Besides school and on the job, being a problem solver doesn’t always help—especially in relationships. From the many conversations that I’ve experienced, including ones with my spouse, I’ve realized that it is never necessary to help solve someone’s problem on the spot unless they specifically ask for advice and are seeking a concrete answer right then and there. I’ve solved problems—and I’m pretty good at it—although it might’ve helped in a sense, what I have actually done is, I’ve left the other person feeling more overwhelmed than before.
I’m learning that..
The solution can sometimes feel overwhelming in the moment.
Thankfully, there’s hope for problem solvers like me. I’ve thought of another approach—something I call a delayed solution.
This is how it works:
- During a conversation when a problem is shared, always emotionally relate/support
- After the conversation, remember the problem that was shared
- At a later time, only then consider providing a solution; hence, a delayed solution
It could look like this in action.
Problem shared during a conversation:
Cooking has been a daily struggle with a newborn, and we don’t have the means to eat out.

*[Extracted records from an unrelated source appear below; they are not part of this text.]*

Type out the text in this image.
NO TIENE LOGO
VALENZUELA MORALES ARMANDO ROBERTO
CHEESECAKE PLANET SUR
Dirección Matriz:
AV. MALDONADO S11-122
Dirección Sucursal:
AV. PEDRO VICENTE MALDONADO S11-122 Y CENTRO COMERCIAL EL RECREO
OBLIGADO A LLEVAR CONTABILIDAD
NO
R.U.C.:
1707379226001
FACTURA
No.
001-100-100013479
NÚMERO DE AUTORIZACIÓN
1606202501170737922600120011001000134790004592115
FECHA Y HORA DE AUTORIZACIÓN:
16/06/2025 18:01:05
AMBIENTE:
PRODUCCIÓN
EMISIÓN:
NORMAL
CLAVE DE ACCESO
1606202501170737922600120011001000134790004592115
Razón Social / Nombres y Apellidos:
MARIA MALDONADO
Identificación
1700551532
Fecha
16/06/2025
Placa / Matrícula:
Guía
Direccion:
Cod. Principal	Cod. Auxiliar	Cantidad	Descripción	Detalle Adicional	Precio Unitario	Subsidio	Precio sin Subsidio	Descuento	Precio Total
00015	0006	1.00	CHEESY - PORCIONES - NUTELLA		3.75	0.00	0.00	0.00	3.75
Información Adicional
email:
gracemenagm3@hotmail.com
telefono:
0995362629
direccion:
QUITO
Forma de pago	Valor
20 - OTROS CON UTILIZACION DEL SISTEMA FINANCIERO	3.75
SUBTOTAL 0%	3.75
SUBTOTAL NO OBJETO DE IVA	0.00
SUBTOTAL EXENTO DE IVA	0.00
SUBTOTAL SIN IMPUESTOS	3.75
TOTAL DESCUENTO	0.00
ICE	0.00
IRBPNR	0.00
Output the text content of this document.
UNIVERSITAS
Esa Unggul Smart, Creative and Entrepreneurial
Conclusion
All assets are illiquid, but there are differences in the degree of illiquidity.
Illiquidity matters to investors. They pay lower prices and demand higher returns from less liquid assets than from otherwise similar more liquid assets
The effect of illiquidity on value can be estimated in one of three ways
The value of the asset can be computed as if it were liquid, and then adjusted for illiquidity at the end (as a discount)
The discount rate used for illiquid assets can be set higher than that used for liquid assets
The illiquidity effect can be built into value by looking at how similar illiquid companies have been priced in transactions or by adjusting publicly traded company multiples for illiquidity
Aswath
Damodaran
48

Delayed Solution Approach #1: Texting
- Maybe a couple of days later, you send a follow-up text and say, I thought of you. How’s the cooking going? Here’s a quick and easy pasta salad that we make all the time. Here’s the link. Hope y’all like it because we love it!
Delayed Solution Approach #2: In-person handover
- Next time you see this person, say, Hey, I thought of you. I had some time today to make a big batch of pasta salad and wanted to bring you guys some.
- If you don’t regularly see them, then personally drop it off at their home.
Delayed Solution Approach #3: Simple follow-up
- If there are no tangible solutions or you don’t have the means to provide one, then the bare minimum is to follow-up. Next time you see them, ask about it. If you don’t see them, send a follow-up text.
This approach signals to the person, Wow, they remembered. That alone is a win.
But beyond that, there’s something about a felt need being met tangibly—like making the pasta salad and bringing it directly to them. It has a way of winning someone over. And that feels like a double win.
I believe this repeated over time will build trust and depth in the relationship.
Some of you might already naturally do this. That’s great. This is something that I had to observe and learn over time, and relationally, I think this makes most sense to me.
Is this approach natural to you? Or are you a problem solver like me and have to be a little more intentional?
For all my problem solvers out there, consider this delayed solution approach and observe how your relationships evolve over time.